Dolly Parton has withdrawn her name from this year’s Rock And Roll Hall of Fame nominations, sharing that she doesn’t believe she has “earned the right” to receive such an honor.
The 76-year-old country icon, who was just one of seventeen artists nominated in the 2022 class for the Rock Hall, took to social media on Monday, March 14, to remove herself from the 2022 ballot.
“Dolly here! Even though I am extremely flattered and grateful to be nominated for the Rock & Roll Hall of Fame, I don’t feel that I have earned that right. I really do not want votes to be split because of me, so I must respectfully bow out,” Parton wrote. “I do hope that the Rock & Roll Hall of Fame will understand and be willing to consider me again – if I’m ever worthy.”
The “9 to 5” singer went on to share that the nomination has inspired her to put out a rock ‘n roll album in the future.
“This has, however, inspired me to put out a hopefully great rock ‘n’ roll album at some point in the future, which I have always wanted to do!” Parton said. “My husband is a total rock ‘n’ roll freak, and has always encouraged me to do one. I wish all of the nominees good luck and thank you again for the compliment. Rock on!”

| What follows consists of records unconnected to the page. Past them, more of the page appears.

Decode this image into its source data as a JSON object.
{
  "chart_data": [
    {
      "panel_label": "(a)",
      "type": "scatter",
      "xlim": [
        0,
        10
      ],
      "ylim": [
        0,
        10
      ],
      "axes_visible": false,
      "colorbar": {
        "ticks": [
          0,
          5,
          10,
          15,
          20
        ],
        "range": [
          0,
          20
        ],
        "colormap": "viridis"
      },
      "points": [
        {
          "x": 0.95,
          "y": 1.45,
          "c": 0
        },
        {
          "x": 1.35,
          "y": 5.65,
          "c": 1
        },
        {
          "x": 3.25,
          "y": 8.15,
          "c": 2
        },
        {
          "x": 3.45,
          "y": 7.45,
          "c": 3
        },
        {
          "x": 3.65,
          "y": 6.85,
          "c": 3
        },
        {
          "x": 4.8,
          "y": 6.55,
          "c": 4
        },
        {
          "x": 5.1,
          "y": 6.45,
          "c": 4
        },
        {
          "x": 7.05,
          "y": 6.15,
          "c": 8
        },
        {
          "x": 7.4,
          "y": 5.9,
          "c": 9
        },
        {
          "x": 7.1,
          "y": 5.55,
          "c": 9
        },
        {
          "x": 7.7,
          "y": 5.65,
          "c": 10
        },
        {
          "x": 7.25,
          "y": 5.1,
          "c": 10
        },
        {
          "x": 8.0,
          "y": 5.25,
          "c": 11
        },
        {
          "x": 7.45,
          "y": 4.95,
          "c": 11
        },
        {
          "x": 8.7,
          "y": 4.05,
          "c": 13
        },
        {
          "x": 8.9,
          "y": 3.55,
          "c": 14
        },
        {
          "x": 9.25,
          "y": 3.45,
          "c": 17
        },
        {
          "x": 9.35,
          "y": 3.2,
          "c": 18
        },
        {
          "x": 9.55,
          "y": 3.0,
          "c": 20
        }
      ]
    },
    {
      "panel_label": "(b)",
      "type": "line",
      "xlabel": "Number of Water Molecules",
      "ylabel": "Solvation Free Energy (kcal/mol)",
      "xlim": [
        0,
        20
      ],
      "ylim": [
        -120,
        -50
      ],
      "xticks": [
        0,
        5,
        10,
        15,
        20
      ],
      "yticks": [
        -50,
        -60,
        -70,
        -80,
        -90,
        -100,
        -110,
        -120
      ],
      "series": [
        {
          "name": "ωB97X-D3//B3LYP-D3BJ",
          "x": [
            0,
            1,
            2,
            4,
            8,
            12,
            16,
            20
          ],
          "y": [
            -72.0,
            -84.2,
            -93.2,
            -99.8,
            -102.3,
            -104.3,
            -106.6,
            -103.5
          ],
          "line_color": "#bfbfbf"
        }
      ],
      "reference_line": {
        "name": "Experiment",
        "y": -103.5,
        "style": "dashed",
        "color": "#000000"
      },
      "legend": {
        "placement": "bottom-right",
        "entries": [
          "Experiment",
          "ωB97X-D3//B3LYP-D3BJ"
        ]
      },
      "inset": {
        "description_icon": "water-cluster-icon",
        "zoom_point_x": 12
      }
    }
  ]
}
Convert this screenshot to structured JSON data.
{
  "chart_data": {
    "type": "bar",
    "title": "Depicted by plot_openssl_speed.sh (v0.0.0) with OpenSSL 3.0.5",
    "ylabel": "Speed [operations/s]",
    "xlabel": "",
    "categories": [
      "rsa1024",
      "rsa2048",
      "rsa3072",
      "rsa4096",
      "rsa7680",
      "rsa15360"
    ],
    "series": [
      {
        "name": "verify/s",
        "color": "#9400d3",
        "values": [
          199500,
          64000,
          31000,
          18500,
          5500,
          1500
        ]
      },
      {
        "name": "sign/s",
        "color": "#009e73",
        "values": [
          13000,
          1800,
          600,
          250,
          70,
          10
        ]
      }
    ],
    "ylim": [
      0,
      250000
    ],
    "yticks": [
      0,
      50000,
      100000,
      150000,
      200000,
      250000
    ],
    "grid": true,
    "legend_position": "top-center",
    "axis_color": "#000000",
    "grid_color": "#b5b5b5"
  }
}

Dolly Parton Wants To Release A Rock Album Similar To Heart Or Linda Ronstadt
During a recent interview with Billboard, Parton opened up about the unexpected nomination, which she revealed she “was absolutely floored when I heard that.”
“I’ve never thought of myself as being rock and roll in any sense of the word — but I guess they judge it on the music and the influence certain songs have had, and I guess I’ve had songs with other people in that realm,” Parton continued.
She also revealed at the time that she was “not expecting” to get into the Rock And Roll Hall of Fame, however, she admitted “if I do, I’ll immediately, next year, have to put out a great rock and roll album — which I’ve wanted to do for years, like a Linda Ronstadt or HEART kind of thing.”
Parton was previously inducted into the Nashville Songwriters Hall Of Fame in 1986, the Country Music Hall Of Fame in 1999 and the National Songwriters Hall Of Fame in 2001.